OK Bob,

it clears the topic - thanks.

We have to wait for an upgrade to some newer chip....

73 !

Jiri
Ok1RI

On Tue, 6 Dec 2005, Robert McGwier wrote:


There is a lot of confusion here.  Let me attempt to straighten it out.

1) The extra noise occurs (as the original note said) when SPUR REDUCTION IS <<<OFF>>>. This is because the hardware is tuned EVERY time the dial is changed. 2) Spur reduction ON, does NOT move the spur out of band. It does something quite different and clever. There are "good frequencies" where the spur generation which is caused by truncation of the phase word and by the number of bits that can be applied to the DAC are minimized. If you are not on the good frequencies the phase accumulator has fractional parts that are not exact values to give the DAC in the synthesizer. This leads to "walking on and off" an exact DAC value in the DDS. This "walking on and off" of the good points is a periodic process and and because the amplitude and phase are just a little off when you are not exactly on a table phase (DAC bits are nonzero but the rest are zero), this little bit of amplitude and phase distortion generated spurs. Spur reduction recognizes this process and limits the HARDWARE DDS oscillator settings to these good frequencies. The remainder of the tuning is then done in the "perfect" software oscillator inside the code. So when spur reduction is ON, and the frequency request changes by 3051.7578125 Hz from one of these good frequencies, we move the hardware frequency only then. This approach has pluses and minuses but it is felt the pusses outweigh the minuses.

You can still hear spurs from the DDS but these are due to DAC nonlinearities and clock leakage and mixing in the AD9854. These are almost gone in the AD9954 and really gone in the AD9958.

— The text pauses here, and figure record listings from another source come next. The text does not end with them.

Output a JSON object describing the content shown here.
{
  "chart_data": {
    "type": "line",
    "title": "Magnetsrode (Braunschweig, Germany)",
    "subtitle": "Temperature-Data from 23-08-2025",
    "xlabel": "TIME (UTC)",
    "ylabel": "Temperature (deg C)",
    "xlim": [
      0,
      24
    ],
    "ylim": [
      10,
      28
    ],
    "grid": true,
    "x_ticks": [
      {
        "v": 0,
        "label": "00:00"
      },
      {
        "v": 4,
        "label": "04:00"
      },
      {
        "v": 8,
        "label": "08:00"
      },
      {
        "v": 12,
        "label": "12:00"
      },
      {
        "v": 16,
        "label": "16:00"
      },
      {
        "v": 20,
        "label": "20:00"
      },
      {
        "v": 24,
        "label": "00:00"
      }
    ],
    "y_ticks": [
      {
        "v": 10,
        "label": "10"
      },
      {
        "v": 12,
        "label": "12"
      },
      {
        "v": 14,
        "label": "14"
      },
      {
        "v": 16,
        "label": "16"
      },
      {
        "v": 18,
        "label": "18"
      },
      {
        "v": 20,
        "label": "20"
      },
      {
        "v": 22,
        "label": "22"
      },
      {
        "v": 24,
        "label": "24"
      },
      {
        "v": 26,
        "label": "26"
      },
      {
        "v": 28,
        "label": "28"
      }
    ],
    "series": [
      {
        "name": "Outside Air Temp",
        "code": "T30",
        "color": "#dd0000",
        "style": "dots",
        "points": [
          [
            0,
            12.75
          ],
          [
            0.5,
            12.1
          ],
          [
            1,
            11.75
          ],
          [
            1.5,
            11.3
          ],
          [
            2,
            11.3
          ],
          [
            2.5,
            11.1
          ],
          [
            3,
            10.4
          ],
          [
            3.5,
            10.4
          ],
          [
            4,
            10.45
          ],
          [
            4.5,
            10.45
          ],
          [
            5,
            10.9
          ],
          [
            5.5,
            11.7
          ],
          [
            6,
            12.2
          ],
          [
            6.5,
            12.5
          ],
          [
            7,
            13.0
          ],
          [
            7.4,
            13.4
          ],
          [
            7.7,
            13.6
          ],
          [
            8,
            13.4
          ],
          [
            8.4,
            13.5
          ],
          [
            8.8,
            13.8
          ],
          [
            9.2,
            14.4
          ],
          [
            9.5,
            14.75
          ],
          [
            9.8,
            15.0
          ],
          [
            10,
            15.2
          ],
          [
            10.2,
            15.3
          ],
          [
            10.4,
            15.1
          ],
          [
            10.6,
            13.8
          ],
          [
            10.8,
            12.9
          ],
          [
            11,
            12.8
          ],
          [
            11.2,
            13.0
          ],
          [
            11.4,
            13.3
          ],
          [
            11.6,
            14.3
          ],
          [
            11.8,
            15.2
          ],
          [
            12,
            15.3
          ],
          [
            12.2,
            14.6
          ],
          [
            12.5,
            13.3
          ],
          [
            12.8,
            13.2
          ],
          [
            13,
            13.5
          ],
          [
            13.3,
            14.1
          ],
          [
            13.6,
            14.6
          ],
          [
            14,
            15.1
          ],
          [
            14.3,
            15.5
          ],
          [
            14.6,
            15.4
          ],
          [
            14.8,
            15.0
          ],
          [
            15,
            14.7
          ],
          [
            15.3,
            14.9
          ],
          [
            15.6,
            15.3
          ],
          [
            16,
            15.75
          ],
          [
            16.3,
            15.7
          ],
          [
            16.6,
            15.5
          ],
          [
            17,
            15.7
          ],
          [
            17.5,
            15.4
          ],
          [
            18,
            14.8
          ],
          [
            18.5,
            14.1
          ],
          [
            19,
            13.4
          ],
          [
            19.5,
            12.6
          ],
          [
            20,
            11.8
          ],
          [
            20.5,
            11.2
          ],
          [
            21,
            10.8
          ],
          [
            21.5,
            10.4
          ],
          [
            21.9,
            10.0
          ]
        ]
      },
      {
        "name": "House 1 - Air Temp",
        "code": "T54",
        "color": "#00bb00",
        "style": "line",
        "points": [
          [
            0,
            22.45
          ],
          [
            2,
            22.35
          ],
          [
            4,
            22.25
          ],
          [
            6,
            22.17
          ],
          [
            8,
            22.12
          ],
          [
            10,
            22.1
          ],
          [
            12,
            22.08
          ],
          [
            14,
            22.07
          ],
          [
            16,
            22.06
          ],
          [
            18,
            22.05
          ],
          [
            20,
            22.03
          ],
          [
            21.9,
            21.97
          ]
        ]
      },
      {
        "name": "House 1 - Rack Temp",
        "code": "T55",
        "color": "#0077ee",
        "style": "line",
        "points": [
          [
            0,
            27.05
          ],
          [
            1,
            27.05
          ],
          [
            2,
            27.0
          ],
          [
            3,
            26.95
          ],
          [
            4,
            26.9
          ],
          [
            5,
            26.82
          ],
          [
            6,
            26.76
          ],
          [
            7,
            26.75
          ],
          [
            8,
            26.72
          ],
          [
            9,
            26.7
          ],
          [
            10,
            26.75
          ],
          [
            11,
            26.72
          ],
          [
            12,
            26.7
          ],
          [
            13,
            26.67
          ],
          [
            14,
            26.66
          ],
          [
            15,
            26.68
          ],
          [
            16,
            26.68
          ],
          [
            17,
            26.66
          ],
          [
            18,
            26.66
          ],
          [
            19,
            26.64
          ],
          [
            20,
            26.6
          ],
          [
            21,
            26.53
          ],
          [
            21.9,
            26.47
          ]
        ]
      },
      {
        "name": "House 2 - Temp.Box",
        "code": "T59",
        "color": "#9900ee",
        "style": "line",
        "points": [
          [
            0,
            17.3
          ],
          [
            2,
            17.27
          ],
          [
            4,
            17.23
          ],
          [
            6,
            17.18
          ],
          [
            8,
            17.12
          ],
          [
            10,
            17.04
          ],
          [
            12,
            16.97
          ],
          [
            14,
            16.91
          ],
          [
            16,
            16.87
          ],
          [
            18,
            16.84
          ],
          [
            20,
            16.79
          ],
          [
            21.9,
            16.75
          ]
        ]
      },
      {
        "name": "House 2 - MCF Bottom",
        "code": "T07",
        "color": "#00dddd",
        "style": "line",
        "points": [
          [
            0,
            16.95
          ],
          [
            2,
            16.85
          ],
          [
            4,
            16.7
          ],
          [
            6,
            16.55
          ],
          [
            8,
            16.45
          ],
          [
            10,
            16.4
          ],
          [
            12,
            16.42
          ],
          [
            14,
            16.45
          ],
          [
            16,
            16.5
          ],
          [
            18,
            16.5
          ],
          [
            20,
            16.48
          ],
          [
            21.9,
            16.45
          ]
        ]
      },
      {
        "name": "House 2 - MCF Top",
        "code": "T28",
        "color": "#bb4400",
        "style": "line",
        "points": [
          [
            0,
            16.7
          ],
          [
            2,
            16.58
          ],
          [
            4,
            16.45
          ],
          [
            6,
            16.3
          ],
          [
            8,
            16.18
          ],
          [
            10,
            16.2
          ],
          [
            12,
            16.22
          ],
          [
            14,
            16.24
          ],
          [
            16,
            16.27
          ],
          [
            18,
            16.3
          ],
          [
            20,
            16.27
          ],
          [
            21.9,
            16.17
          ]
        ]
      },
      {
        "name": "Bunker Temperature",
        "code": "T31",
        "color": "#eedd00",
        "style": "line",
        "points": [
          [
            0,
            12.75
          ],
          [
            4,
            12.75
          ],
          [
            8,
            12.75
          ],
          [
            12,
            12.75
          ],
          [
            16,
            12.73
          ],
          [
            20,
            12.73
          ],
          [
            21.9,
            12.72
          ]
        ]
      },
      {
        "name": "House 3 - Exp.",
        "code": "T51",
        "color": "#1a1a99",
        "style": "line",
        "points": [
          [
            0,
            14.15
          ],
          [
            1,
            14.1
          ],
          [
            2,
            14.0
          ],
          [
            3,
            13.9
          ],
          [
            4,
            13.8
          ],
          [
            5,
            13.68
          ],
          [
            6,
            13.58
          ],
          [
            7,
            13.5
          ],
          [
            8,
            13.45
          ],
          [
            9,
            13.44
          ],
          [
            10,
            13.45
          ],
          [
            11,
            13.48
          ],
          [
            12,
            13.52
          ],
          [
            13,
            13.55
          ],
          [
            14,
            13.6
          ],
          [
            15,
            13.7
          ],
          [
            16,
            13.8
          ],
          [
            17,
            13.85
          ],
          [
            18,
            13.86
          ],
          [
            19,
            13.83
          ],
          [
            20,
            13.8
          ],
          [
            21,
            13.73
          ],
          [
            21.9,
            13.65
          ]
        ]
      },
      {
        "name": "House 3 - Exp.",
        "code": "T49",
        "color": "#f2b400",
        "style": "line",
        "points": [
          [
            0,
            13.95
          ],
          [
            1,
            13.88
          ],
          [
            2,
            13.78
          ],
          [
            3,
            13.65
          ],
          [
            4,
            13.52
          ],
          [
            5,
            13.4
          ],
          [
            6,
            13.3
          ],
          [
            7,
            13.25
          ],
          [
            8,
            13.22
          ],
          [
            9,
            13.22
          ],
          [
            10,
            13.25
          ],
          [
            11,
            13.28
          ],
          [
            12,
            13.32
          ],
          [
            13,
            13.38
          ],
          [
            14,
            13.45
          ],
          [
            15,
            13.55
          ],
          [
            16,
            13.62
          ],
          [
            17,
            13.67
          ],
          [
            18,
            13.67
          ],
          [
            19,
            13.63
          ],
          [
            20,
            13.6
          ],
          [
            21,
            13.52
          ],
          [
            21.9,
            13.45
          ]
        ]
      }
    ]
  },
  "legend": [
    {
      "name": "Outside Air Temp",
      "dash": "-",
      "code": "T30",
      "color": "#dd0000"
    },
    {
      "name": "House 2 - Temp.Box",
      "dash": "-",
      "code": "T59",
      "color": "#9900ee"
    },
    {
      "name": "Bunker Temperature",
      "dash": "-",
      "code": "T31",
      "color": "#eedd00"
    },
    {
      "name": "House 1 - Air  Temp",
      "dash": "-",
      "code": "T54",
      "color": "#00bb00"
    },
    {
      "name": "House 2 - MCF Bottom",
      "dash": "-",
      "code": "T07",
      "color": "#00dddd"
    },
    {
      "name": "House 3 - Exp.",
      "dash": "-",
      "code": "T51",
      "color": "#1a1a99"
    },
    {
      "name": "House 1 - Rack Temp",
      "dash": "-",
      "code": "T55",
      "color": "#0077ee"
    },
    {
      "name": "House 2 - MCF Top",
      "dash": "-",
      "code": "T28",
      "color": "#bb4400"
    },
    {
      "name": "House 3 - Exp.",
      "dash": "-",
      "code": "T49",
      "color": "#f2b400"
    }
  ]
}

Analog is learning along with the rest of us.

Bob
N4HY




Jiri Sanda wrote:

OK - so if I understand it well one should run it without the reduction unless there is a problem - a spur audible - and than switching on might help ?

73 !

Jiri
OK1RI

On Mon, 5 Dec 2005, Ahti Aintila wrote:


Jiri,

My understanding is that the "spur. reduction" moves the spurious signal generated by the DDS away from your listening passband. There is a good probability that another spurious signal does not hit the same frequency.

73, Ahti OH2RZ

----- Original Message ----- From: "Jiri Sanda" <[EMAIL PROTECTED]>
Cc: <flexRadio@flex-radio.biz>
Sent: Monday, December 05, 2005 7:04 PM
Subject: Re: [Flexradio] Interesting behavior when connected to a dummy load



I do not understand ?
If the transmitted noise get so much worse when "spur. reduction" is on
why is it there at all ? What positive it does ?

73 !

Jiri
OK1RI

On Mon, 5 Dec 2005, Eric Wachsmann - FlexRadio wrote:


Jeff nailed this one on the head.  The jumping around is because when
spur reduction is turned on, the radio hardware is only tuned every
~3.051kHz.  We do the fine tuning using a software oscillator.  Also
worthy of note is that we use an 11kHz IF.  So what you are seeing is
the junk around DC on the left side of the spectrum.